# Thread: 2 very difficult trig problems

1. ## 2 very difficult trig problems

Having an extremely difficult time solving 2 problems. Have posted it as a photo attachment. The first 2 paragraphs & diagram relate to the 1st problem. The last paragraph is for the second problem.

For the second problem, I tried using double-angle formula, but I don't know where to go after that. For the first problem, I am completely lost. Any help would be appreciated. Thanks

2. ## Re: 2 very difficult trig problems

I don't understand why changing the number of bearings changes anything. It just looks like it would fill up more of the space around the hub. If you could explain that I might be able to help.

3. ## Re: 2 very difficult trig problems

...And in the future please put your problem so it's right side up!

-Dan

4. ## Re: 2 very difficult trig problems

I think the diagram is a little misleading. It's just meant to show you what a, b, and c are. When there are three bearings, they fill up the entire circle, touching each other (i.e. a will be very small and b very big). As you add more ball bearings, a increases and b decreases. I think that's what the problem is trying to say.

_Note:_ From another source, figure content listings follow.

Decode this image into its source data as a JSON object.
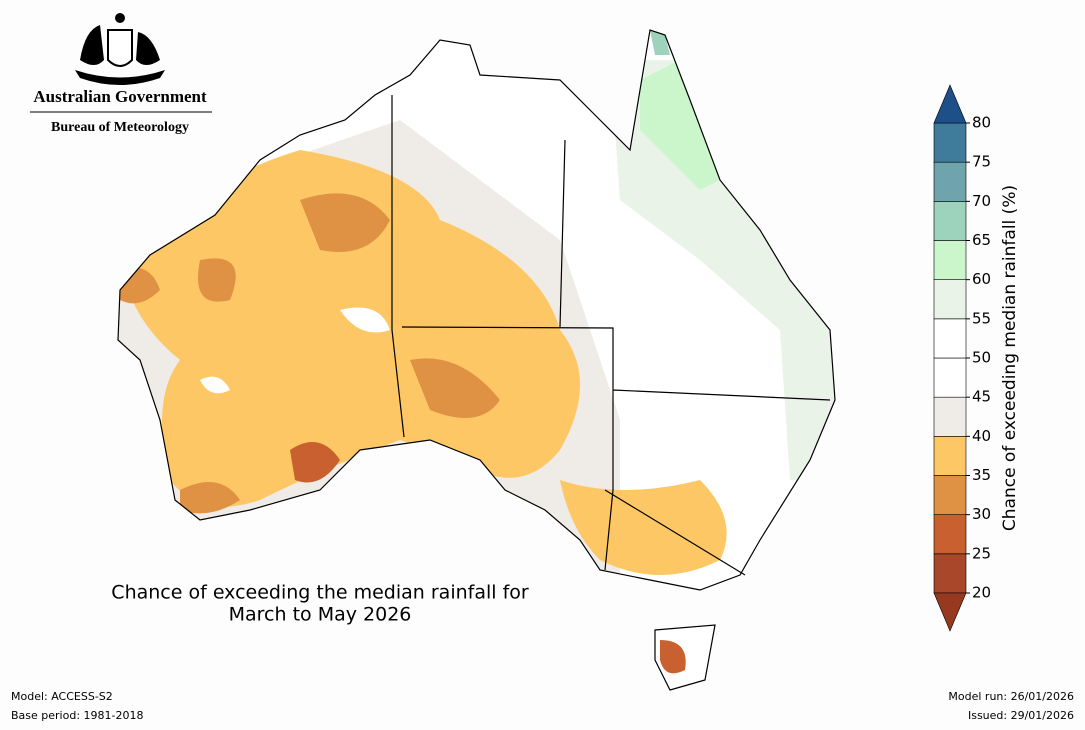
{
  "header": {
    "government": "Australian Government",
    "agency": "Bureau of Meteorology"
  },
  "map": {
    "title_lines": [
      "Chance of exceeding the median rainfall for",
      "March to May 2026"
    ]
  },
  "colorbar": {
    "label": "Chance of exceeding median rainfall (%)",
    "ticks": [
      20,
      25,
      30,
      35,
      40,
      45,
      50,
      55,
      60,
      65,
      70,
      75,
      80
    ],
    "colors": [
      "#a8472a",
      "#c8612f",
      "#df9244",
      "#fdc765",
      "#efebe6",
      "#ffffff",
      "#ffffff",
      "#e9f3e8",
      "#cbf6cb",
      "#9dd2bc",
      "#6fa4ad",
      "#3f7b9b"
    ],
    "under_color": "#97391f",
    "over_color": "#1d4f88"
  },
  "footer": {
    "model": "Model: ACCESS-S2",
    "base_period": "Base period: 1981-2018",
    "model_run": "Model run: 26/01/2026",
    "issued": "Issued: 29/01/2026"
  }
}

5. ## Re: 2 very difficult trig problems

The attached figure explains the first problem more clearly. Fig 1 to 4 depicts the configuration for 3,4,5,6 ball bearing cases receptively.

As in Fig 5 lets consider the n-ball bearing case.

$\sin \theta = \frac{ID}{DL} = \frac{b}{a+b} \implies \frac{a}{b} = \csc \theta - 1$ where $\theta = \frac{\pi}{n}$ as it depicts a regular n-sided polygon.

Other ratios are easy as we have $c= a+2b$

Kalyan.

6. ## Re: 2 very difficult trig problems

HINT: For the second problem use the identity $\sin (90 \pm x) = \mp \cos x$ and the identity $sin^2 x + cos^2 x =1$.

Kalyan.

9. ## Re: 2 very difficult trig problems

Originally Posted by ibdutt
I have gone wrong and i am sorry. kalyanram is very correct and MINOANMAN has referred a good site.